Il faut parfois lever les yeux, ou au contraire descendre quelques marches, pour découvrir un autre Paris. Un Paris en creux, presque secret, qui serpente entre les immeubles, s’efface sous des ponts de pierre et réapparaît au détour d’un talus envahi de verdure. Cette ligne oubliée, c’est la Petite ceinture. Long ruban de fer posé autour de la capitale, elle fut autrefois un poumon industriel. Sur ses rails circulaient marchandises et voyageurs, jusqu’à la fermeture du trafic passager en 1934. Les trains y ont pourtant continué à gronder, plus discrètement, jusqu’à la fin du XXe siècle. Et puis, le silence. Ou presque. Car depuis, la nature, elle, n’a jamais cessé d’y circuler. Pour oublier l’image de friche abandonnée, voici cinq escales qui racontent toute la richesse de ce lieu hors norme.
Par Inès Laïb et Adrien Ratel

Le plus artistique : Rosa Parks
À deux pas du tumulte urbain, ce tronçon de la Petite ceinture est un choc visuel. Ici, tout est contraste. Les rails rouillés tracent une ligne dure, presque brute, tandis que les herbes hautes ondulent doucement au vent. Autour de la gare du même nom, la vie pulse : habitants, promeneurs, curieux se croisent dans un décor vibrant. Les fresques racontent mille histoires à coups de couleurs, tandis que des mosaïques discrètes viennent surprendre les regards les plus attentifs. Les petits commerces autour prolongent cette atmosphère de quartier vivant, où l’art déborde jusque sur les trottoirs.

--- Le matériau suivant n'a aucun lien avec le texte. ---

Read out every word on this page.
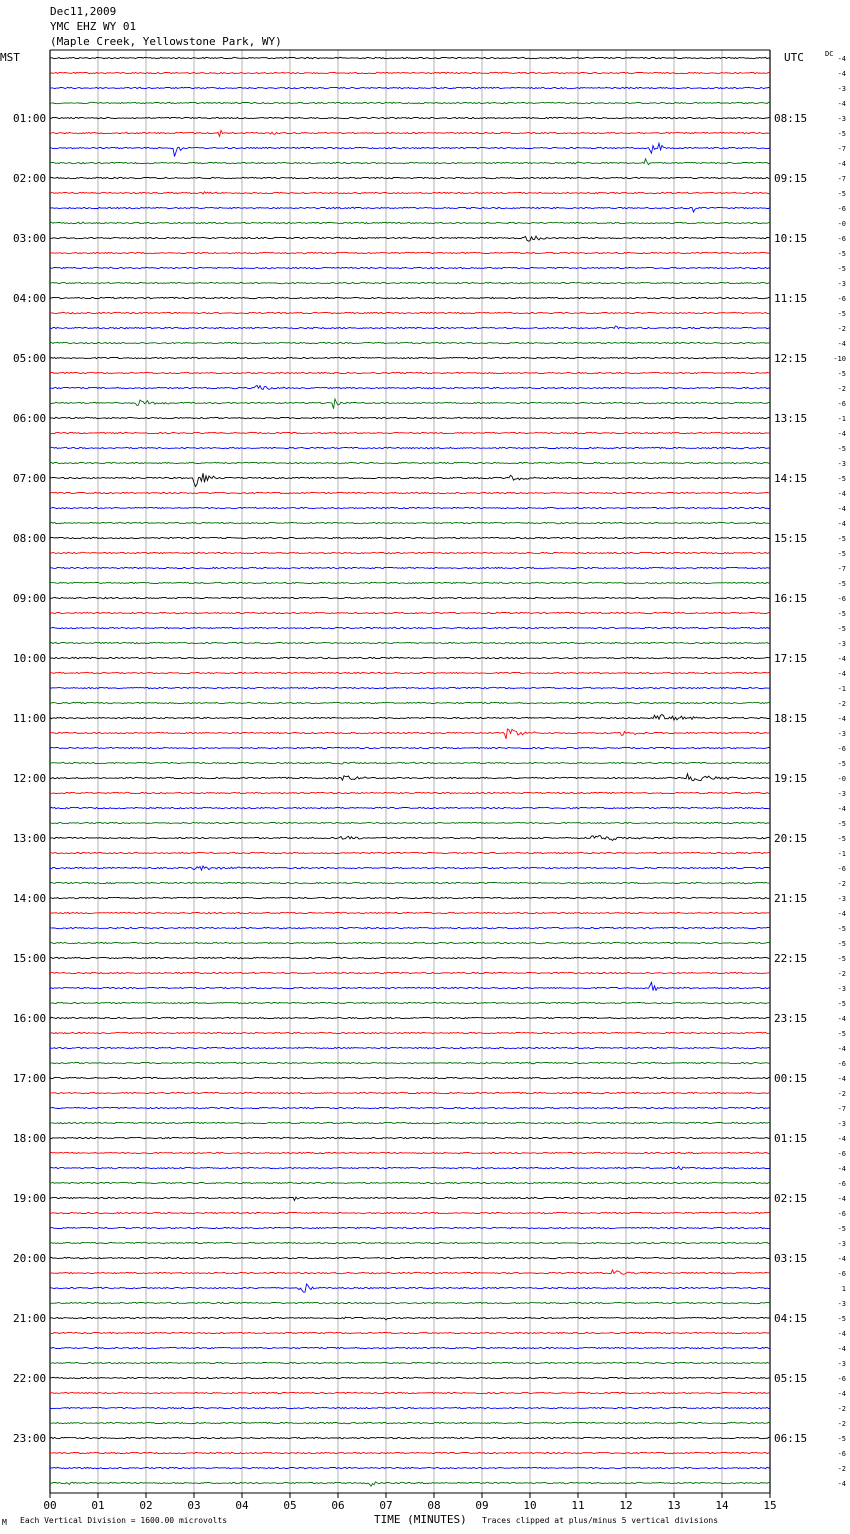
Dec11,2009
YMC EHZ WY 01
(Maple Creek, Yellowstone Park, WY)
MST	UTC	DC
01:00
02:00
03:00
04:00
05:00
06:00
07:00
08:00
09:00
10:00
11:00
12:00
13:00
14:00
15:00
16:00
17:00
18:00
19:00
20:00
21:00
22:00
23:00
08:15
09:15
10:15
11:15
12:15
13:15
14:15
15:15
16:15
17:15
18:15
19:15
20:15
21:15
22:15
23:15
00:15
01:15
02:15
03:15
04:15
05:15
06:15
-4
-4
-3
-4
-3
-5
-7
-4
-7
-5
-6
-0
-6
-5
-5
-3
-6
-5
-2
-4
-10
-5
-2
-6
-1
-4
-5
-3
-5
-4
-4
-4
-5
-5
-7
-5
-6
-5
-5
-3
-4
-4
-1
-2
-4
-3
-6
-5
-0
-3
-4
-5
-5
-1
-6
-2
-3
-4
-5
-5
-5
-2
-3
-5
-4
-5
-4
-6
-4
-2
-7
-3
-4
-6
-4
-6
-4
-6
-5
-3
-4
-6
1
-3
-5
-4
-4
-3
-6
-4
-2
-2
-5
-6
-2
-4
00	01	02	03	04	05	06	07	08	09	10	11	12	13	14	15
TIME (MINUTES)
Each Vertical Division = 1600.00 microvolts	Traces clipped at plus/minus 5 vertical divisions
M
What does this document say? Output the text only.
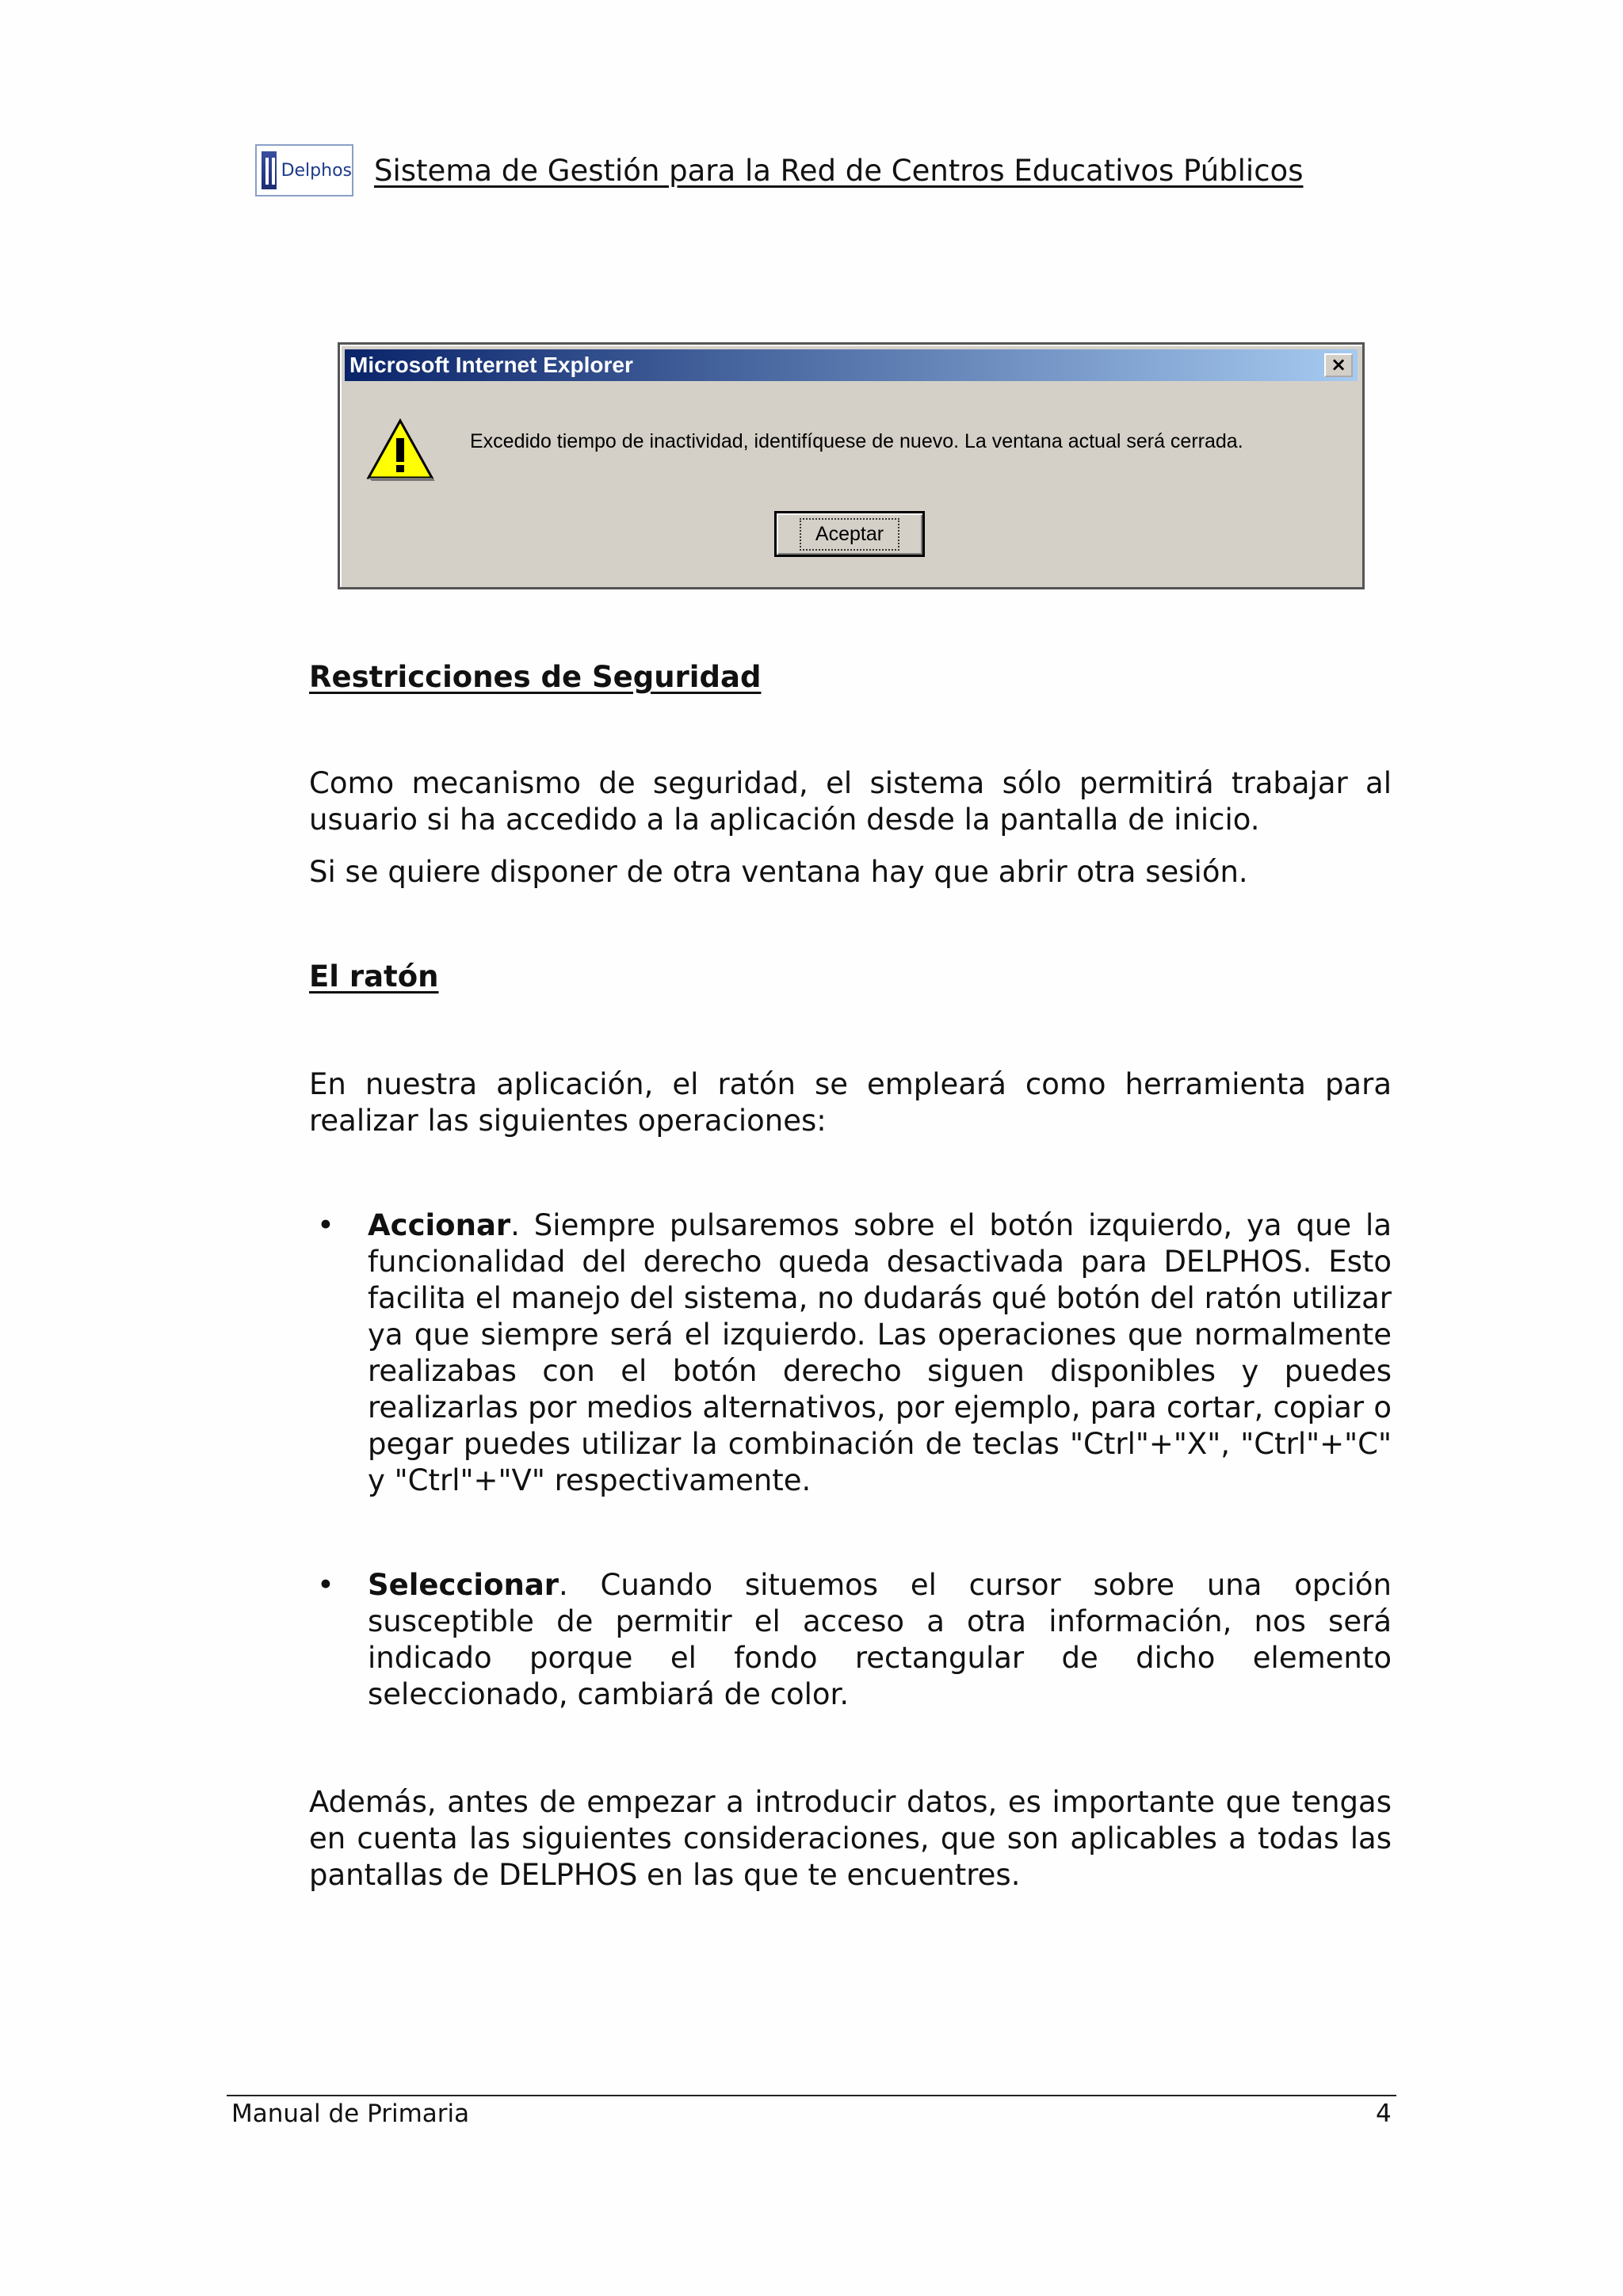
Delphos Sistema de Gestión para la Red de Centros Educativos Públicos
Microsoft Internet Explorer	×
Excedido tiempo de inactividad, identifíquese de nuevo. La ventana actual será cerrada.
Aceptar
Restricciones de Seguridad
Como mecanismo de seguridad, el sistema sólo permitirá trabajar al usuario si ha accedido a la aplicación desde la pantalla de inicio.
Si se quiere disponer de otra ventana hay que abrir otra sesión.
El ratón
En nuestra aplicación, el ratón se empleará como herramienta para realizar las siguientes operaciones:
• Accionar. Siempre pulsaremos sobre el botón izquierdo, ya que la funcionalidad del derecho queda desactivada para DELPHOS. Esto facilita el manejo del sistema, no dudarás qué botón del ratón utilizar ya que siempre será el izquierdo. Las operaciones que normalmente realizabas con el botón derecho siguen disponibles y puedes realizarlas por medios alternativos, por ejemplo, para cortar, copiar o pegar puedes utilizar la combinación de teclas "Ctrl"+"X", "Ctrl"+"C" y "Ctrl"+"V" respectivamente.
• Seleccionar. Cuando situemos el cursor sobre una opción susceptible de permitir el acceso a otra información, nos será indicado porque el fondo rectangular de dicho elemento seleccionado, cambiará de color.
Además, antes de empezar a introducir datos, es importante que tengas en cuenta las siguientes consideraciones, que son aplicables a todas las pantallas de DELPHOS en las que te encuentres.
Manual de Primaria	4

Le plus naturel : les Jardins du Ruisseau
Un îlot de calme absolu, presque irréel. Entre les potagers et les fleurs, des carpes-koï glissent dans l’eau, tandis que les abeilles activent leur bourdonnement. Car la Petite ceinture, avec ses talus végétalisés, est aujourd’hui la plus grande trame verte de Paris. Un corridor écologique précieux, où la biodiversité a repris ses droits. Et l’histoire continue de s’écrire. D’ici fin 2026, quatre kilomètres supplémentaires seront ouverts à la promenade, offrant 7,6 hectares de nature en plus au cœur de la capitale. Comme une invitation à quitter les grands boulevards pour suivre, pas à pas, cette ligne vivante et surprenante.

Le plus « chill » : le Hasard Ludique
Conversations, verres, brise. Il faut presque deviner cet endroit, niché entre deux tunnels. On s’y installe pour un verre après le travail, entre amis ou en famille. L’ambiance est douce, presque amortie, loin de l’agitation des grandes artères. Le Hasard Ludique porte bien son nom : on y vient sans plan précis, et on y reste plus longtemps que prévu.

Le plus gourmand : le TLM Paris
Ici, la Petite ceinture se fait accueillante. La végétation prolonge les tables, le soleil s’invite sur la terrasse, et une odeur de cuisine flotte doucement dans l’air. Installé le long des rails, ce lieu offre une parenthèse bucolique où l’on savoure des plats simples et généreux. C’est ici qu’Émilie a choisi de faire sa pause-déj, lunettes sur le nez. Les prix restent accessibles, les assiettes réconfortantes.

Le plus anti-conformiste : le Gare Gore
Dès l’entrée, le ton est donné. Ici, rien n’est lisse. Les murs sont saturés de tags et de graffitis. Ce lieu hybride, à la fois bar, scène musicale et repaire nocturne, vit au rythme des sons. Le matin, quelques notes de jazz flottent dans l’air. Puis la nuit tombe, et l’endroit se transforme : lumières, basses, énergie électrique. Un lieu un peu rugueux, parfois déroutant, mais profondément vivant.